--guided-alignment and tokenization

marian-nmt / marian-dev

Fast Neural Machine Translation in C++ - development repository

https://marian-nmt.github.io

Other

255 stars 125 forks source link

--guided-alignment and tokenization #466

Closed noe closed 5 years ago

noe commented 5 years ago

The documentation about --guided-alignment lacks some details that I would like to confirm:

The corpus fed to the alignment tool (e.g. fast-align) should be tokenized according to the vocabulary files, right? That is, if BPE is used, the alignment should be computed over the BPE-segmented text, correct?
Is it possible at all to use --guided-alignment with the built-in sentencepiece tokenization? How?
Assuming that it's possible, in the resulting alignment information generated by marian-decoder, are the alignment indexes based on the internally segmented source tokens or on the space-separated tokens provided as input?

snukky commented 5 years ago

Yes, word alignments need to be extracted from a text pre-preprocessed in the same way as training data.

The guided alignment can work with SentencePiece, but vocab(s) need to be created first and the data needs to be preprocessed manually. I usually follow these steps:

Start a training with desired configuration but without --guided-alignment and with --after-batches 1 to get created vocab.spm, the training will stop after first update.
Preprocess the data manually, e.g. ./build/spm_encode --model=vocab.spm < raw.src > prep.src and generate alignments with fast-align or a RNN model.
Start the final training on clean directory providing previously generated vocabs and word alignments.

The same approach we use for preparing files for --data-weighting if we use the built-in SentencePiece.

Word alignments produced by marian-decoder are for segmented source and target sentences.

noe commented 5 years ago

Thanks a lot for the details.

Is there any reason to use marian (step 1) to get the sentencepiece vocabularies instead of directly calling spm_train ?

snukky commented 5 years ago

No particular reason, spm_train can be used directly.

noe commented 5 years ago

marian-decoder should receive unsegmented text as input (so that it performs the built-in sentencepiece segmentation), right?

If we should feed unsegmented text and the alignments are for segmented source and target, how can we convert subword alignment indexes to word (i.e. space-separated tokens) indexes?

snukky commented 5 years ago

This is not yet available in Marian. A possible solution is to write a script, which segments input and output sentences with spm_encode and uses segmented texts to convert subword-level alignments to word-level alignments.
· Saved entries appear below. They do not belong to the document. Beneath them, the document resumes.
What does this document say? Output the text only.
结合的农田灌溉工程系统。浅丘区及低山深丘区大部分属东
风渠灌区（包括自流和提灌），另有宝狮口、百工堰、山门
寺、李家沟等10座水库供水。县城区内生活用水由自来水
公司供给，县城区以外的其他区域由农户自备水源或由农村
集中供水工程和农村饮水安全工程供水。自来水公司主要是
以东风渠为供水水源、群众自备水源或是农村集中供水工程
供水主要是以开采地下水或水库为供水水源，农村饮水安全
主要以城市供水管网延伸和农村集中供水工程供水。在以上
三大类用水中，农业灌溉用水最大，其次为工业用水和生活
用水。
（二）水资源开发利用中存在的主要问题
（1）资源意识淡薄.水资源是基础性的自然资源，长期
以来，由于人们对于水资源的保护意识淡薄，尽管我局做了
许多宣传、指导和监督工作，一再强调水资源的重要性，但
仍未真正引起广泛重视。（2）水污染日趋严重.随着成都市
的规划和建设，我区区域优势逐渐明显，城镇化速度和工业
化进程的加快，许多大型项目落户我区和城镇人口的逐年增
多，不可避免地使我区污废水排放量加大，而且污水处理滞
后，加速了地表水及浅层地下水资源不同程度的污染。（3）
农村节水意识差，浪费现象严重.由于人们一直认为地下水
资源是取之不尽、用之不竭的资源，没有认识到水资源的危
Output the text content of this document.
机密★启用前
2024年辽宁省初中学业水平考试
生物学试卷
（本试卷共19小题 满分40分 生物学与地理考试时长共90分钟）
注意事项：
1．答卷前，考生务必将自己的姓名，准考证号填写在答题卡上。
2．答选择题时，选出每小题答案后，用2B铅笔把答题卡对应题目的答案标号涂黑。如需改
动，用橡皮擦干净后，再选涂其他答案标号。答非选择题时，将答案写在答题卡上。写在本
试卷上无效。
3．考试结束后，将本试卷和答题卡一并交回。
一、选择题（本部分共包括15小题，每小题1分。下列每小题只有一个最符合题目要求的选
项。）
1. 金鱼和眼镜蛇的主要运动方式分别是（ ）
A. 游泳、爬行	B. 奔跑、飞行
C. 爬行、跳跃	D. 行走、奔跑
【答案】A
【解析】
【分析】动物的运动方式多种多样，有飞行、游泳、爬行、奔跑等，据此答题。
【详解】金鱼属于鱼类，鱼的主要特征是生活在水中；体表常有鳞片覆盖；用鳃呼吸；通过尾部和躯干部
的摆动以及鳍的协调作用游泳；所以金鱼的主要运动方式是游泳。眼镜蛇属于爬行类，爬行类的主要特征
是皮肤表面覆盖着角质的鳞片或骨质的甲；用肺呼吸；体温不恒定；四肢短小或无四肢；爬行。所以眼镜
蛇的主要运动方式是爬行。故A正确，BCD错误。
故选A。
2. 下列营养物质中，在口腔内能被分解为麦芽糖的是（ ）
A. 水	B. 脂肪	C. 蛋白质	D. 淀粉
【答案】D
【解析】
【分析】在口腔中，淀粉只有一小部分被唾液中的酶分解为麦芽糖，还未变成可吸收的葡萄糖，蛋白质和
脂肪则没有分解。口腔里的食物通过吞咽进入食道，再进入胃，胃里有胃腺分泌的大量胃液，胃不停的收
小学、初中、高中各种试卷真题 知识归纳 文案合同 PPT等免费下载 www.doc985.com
emjotde commented 5 years ago

The Marian vocabulary generation used to be a bit smarter than the previous SentencePiece code, it does reservoir sampling over both corpora files when the vocabulary name is the same for both languages. That makes sure that the distribution of samples is uniform over the entire corpora files.

I think newer SentencePiece version to that now too. Our fork of SentencePiece is not updated yet.

emjotde commented 5 years ago

I guess we can close this one?

520jefferson commented 5 years ago

https://github.com/marian-nmt/marian-dev/issues/466#issuecomment-513204668 @snukky Hi, do you have a example about using data-weighting, I don't have an intuitive sense of how to assign weights. BTW, can you recommend some relevant papres about data-weighting? Thank you!

emjotde commented 5 years ago

@520jefferson What are you trying to achieve?

520jefferson commented 5 years ago

@emjotde i try to add some slot in src and tgt parallel sentences (mainly replace number,time,url etc) in preprocessing before training. in decoding step, if the numbers of the sentence will be replaced by different slots ,then decoding. after decoding, the slots will be replaced by slot translating results respectively. for example( i use ##NUM##flag to represent slot, flag can be 0,1,2,3...)

src: ##NUM##0 ##NUM##1 translating result:##NUM##0 ##NUM##0 but i expect this: ##NUM##1 *** ##NUM##0

the slot in src can't be translated into related slot in some cases in tgt in decoding step. So i think may be i can enhance the weighting of slot feature.